Lake Nakuru is a soda lake, one whose highly alkaline waters support a distinct range of organisms, among them, certain algae that just happen to be irresistible to flamingos. Depending on the season and a number of more immediate conditions, the lake’s shallows can be swathed in pink as anywhere from thousands to more than a million of the showy birds congregate, methodically straining the water.

Though we saw far fewer flamingos than we'd hoped for, what they lacked in numbers these flamboyant birds made up for in the splashes of color and elegance they threw against the backdrop of the lake's calm, gray-blue waters.


MANE ATTRACTION
With the top of our safari van raised, and Eric, our knowledgeable guide and driver, at the wheel, we cruised the park for the rest of the day. Both the number and range of animals we were spotting continued to amaze us.

It started with our first lion sighting, a big male walking through tall grass nearly a hundred yards away. It was uphill all the way from there: rhinos—both white and the critically endangered black; water buffalo; hundreds of zebras, two varieties of gazelle; impala; waterbuck; giraffes; velvet monkeys…and more lions.


Besides the flamingos, we saw white pelicans and spoonbills, hovering black-and-white kingfishers, a variety of gorgeous songbirds, imposing, five-foot-tall marabou storks, a couple of ostriches and the showy, snake-eating secretary bird.
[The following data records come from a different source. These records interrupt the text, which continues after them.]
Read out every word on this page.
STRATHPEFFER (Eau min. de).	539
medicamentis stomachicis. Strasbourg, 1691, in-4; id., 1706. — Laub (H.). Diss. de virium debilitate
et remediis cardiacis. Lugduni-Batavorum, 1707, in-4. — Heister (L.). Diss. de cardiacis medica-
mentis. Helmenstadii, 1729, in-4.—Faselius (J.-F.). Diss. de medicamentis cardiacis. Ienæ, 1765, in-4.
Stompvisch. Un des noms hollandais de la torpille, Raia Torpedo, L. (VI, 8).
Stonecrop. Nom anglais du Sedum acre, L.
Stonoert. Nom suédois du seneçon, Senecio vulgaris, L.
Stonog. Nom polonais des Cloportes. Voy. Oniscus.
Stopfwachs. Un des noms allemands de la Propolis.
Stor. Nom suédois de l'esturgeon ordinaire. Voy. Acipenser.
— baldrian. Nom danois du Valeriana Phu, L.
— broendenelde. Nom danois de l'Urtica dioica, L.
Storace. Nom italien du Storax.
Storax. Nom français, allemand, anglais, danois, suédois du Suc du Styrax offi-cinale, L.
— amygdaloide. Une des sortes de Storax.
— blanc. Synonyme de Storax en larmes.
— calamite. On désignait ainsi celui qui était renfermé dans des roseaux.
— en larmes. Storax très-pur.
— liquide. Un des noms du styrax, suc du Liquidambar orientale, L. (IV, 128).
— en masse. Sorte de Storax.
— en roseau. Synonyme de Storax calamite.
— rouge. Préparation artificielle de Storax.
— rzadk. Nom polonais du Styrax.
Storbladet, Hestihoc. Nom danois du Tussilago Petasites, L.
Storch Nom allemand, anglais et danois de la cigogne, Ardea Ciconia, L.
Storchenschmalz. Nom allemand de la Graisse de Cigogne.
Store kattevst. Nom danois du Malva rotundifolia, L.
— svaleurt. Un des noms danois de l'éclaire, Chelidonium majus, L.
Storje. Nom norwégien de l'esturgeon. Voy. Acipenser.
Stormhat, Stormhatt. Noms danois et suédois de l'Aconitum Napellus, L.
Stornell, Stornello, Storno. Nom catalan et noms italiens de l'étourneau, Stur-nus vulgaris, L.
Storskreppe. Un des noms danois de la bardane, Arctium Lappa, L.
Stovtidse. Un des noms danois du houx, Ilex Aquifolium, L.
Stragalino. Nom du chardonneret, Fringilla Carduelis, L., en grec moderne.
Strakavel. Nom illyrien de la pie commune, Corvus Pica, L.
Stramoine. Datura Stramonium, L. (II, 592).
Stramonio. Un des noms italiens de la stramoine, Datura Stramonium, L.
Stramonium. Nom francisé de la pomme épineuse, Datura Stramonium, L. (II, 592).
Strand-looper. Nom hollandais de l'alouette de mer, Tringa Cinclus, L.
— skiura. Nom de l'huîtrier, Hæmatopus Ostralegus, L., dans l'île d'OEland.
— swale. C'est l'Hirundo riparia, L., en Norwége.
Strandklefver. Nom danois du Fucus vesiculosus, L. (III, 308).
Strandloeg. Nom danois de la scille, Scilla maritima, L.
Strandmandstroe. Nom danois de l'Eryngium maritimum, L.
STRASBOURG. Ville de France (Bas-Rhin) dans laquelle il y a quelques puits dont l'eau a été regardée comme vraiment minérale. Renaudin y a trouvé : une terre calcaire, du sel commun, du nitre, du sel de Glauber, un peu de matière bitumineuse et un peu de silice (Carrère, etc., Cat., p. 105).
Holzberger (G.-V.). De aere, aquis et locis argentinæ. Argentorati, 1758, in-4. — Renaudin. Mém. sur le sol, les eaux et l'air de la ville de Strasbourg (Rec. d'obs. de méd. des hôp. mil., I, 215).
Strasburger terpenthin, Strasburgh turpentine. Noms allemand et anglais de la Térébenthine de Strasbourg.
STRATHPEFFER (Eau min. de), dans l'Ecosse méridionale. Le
Around mid-day, we wound our way up to
the top of Baboon Cliff for a spectacular overview of the lake and parklands below. There we met some more amazing birds, some red-headed rock agama lizards and the engaging rock hyrax.


       The best place to spot a leopard is draped 
       over a lower, horizontal branch of a tree.

PRESSING ENGAGEMENT
That afternoon, we’d stopped to admire one of those marabou storks standing by the water’s edge when we noticed something moving in the grass not ten feet away. A better look, through binoculars, revealed the sad truth; it looked like a dying flamingo.

At first, it appeared the poor bird lay on its side, writhing. But, on closer inspection, we could see that a rock python, and not a very big one at that—maybe seven or eight feet long—had caught the big bird unawares, squeezed the life out of it and started ingesting it head first.


With fascination slightly outweighing revulsion, we watched as the ambitious snake unhinged its jaws and began stretching its mouth around the feathery
pink carcass.


LEOPARDS WERE NOT SPOTTED!
As we slowly cruised the park, besides looking for animals grazing in the open, we were constantly scanning the trees on either side for as far as we could see. It seems the best place to spot a leopard, especially mid-afternoon, is draped over a lower, horizontal branch.

Now and then, Eric would stop, pull out his binoculars and check out some dark mass on an acacia limb two hundred yards away. And, though we never did spot a leopard, this technique paid off in other ways, including being able to sneak up on a young lion resting languidly in the crotch of a tree.


GOOD NIGHT, HIPPOS
When we got back to Lake Naivasha Resort that evening, the wildlife wonders continued. Sally and I were rounding a corner on our way to our second-floor cottage when we saw the giraffe leisurely trimming the hedge up there next to our door. We stopped and watched with renewed admiration for this majestic creature.

Just before going to bed, we decided to take one last look out our patio doors onto the dark lawn below. There, munching away on the grass just below our deck were no fewer than eight huge hippos! We watched a while, quietly closed the doors and drifted off to sleep, smiling.